For sellers of illegal oil to make a profit, the proportion of recycled oil in their products needs to be at least 5 to 10 percent, He said, adding that the test kit is suitable for most oils on the market in China.

The university team has spent nearly two years developing the reagent, with the aim of making detection easy, fast and cheap.

The professor said he is looking for an enterprise to manufacture the kit.

"I'm a scientist, so I don't know how to market a product. But the method is already mature," he said. "I'd say if any company was interested, it would take less than a month for industrial manufacture."

The term "gutter oil" usually refers to oil collected by using three illegal methods - oil skimmed from kitchen wastewater, oil reused several times by a kitchen (such as from a deep-fat fryer) and oil extracted from animal fat.

"All illegal cooking oil contains molecules that do not exist in normal oil," He said. "So we created a reagent that reacts with these molecules and changes color."

Most other detection methods require sophisticated laboratory instruments, He said.

"But it's simply not possible for law enforcement officials to take huge instruments with them when they conduct routine checks at small restaurants and markets."

Public concern over illegal oil began to grow in 2011 when police cracked a cross-province case. But a laboratory test could identify only two out of 10 oil samples from the illegal workshops.
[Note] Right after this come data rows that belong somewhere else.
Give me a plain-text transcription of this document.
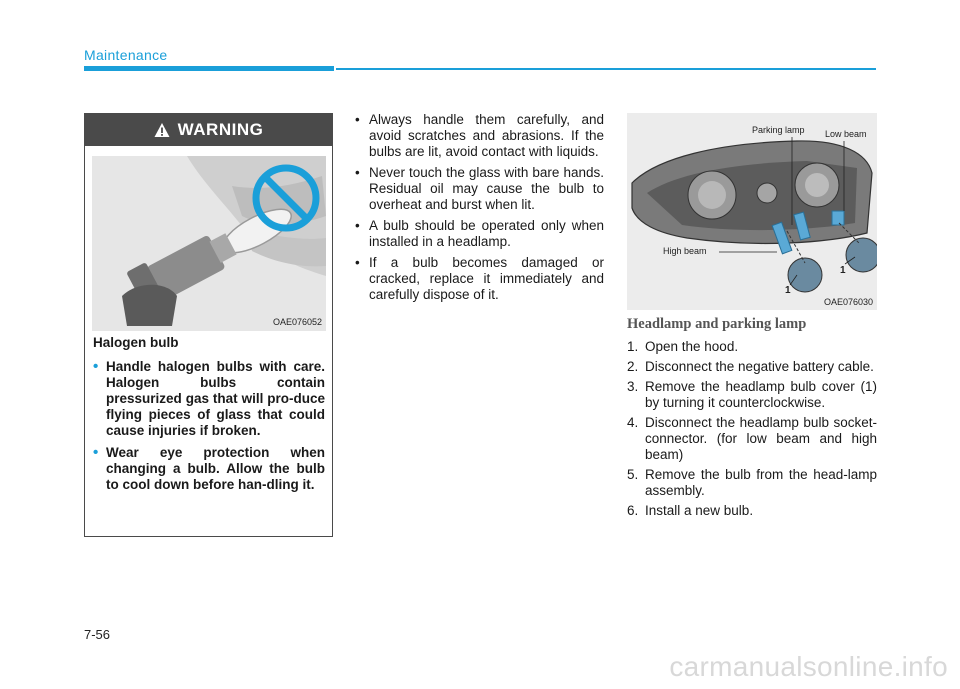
Maintenance
WARNING
OAE076052
Halogen bulb
• Handle halogen bulbs with care. Halogen bulbs contain pressurized gas that will pro-duce flying pieces of glass that could cause injuries if broken.
• Wear eye protection when changing a bulb. Allow the bulb to cool down before han-dling it.
• Always handle them carefully, and avoid scratches and abrasions. If the bulbs are lit, avoid contact with liquids.
• Never touch the glass with bare hands. Residual oil may cause the bulb to overheat and burst when lit.
• A bulb should be operated only when installed in a headlamp.
• If a bulb becomes damaged or cracked, replace it immediately and carefully dispose of it.
Parking lamp Low beam
High beam
1
1
OAE076030
Headlamp and parking lamp
1. Open the hood.
2. Disconnect the negative battery cable.
3. Remove the headlamp bulb cover (1) by turning it counterclockwise.
4. Disconnect the headlamp bulb socket-connector. (for low beam and high beam)
5. Remove the bulb from the head-lamp assembly.
6. Install a new bulb.
7-56
carmanualsonline.info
By May last year, the Ministry of Health (later merged to form the National Health and Family Planning Commission), had received 762 proposed methods from the public for detecting illegal cooking oil.

The commission chose seven - four laboratory methods and three immediate tests, without disclosing the methods to the public.

However, at least one expert is not confident about testing illegal oil.

"Illegal oil is especially complex to detect," Liu Zhihong, a chemistry professor at Wuhan University, was quoted as saying by Nanfang Daily.

Liu said there is no flawless method yet to recognize all illegal oil. Some methods, like nuclear magnetic resonance and gas chromatography, are too time-consuming and too expensive.

But He, from the University of the Chinese Academy of Sciences, said, "Based on laboratory results, our reagent has an accuracy rate of about 96 percent, which is enough for initial inspection and detection."

He estimated the cost for each test using the reagent to be no more than 0.5 yuan ($8 cents).

Meng Lingren, 20, a consumer from Beijing, is not confident about the reagent being available to individual buyers.

"Richer families prefer buying big brands or imported products, while people with lower incomes generally may care less about the oil quality," he said.

Meng believes the reagent alone is far from sufficient to protect consumers.

"The quality test, although with good intentions, will have little effect if there are no channels for individual consumers to complain about the gutter oil they find, along with severe punishment for the manufacturers," he said.

Jiang Mengyun contributed to this story.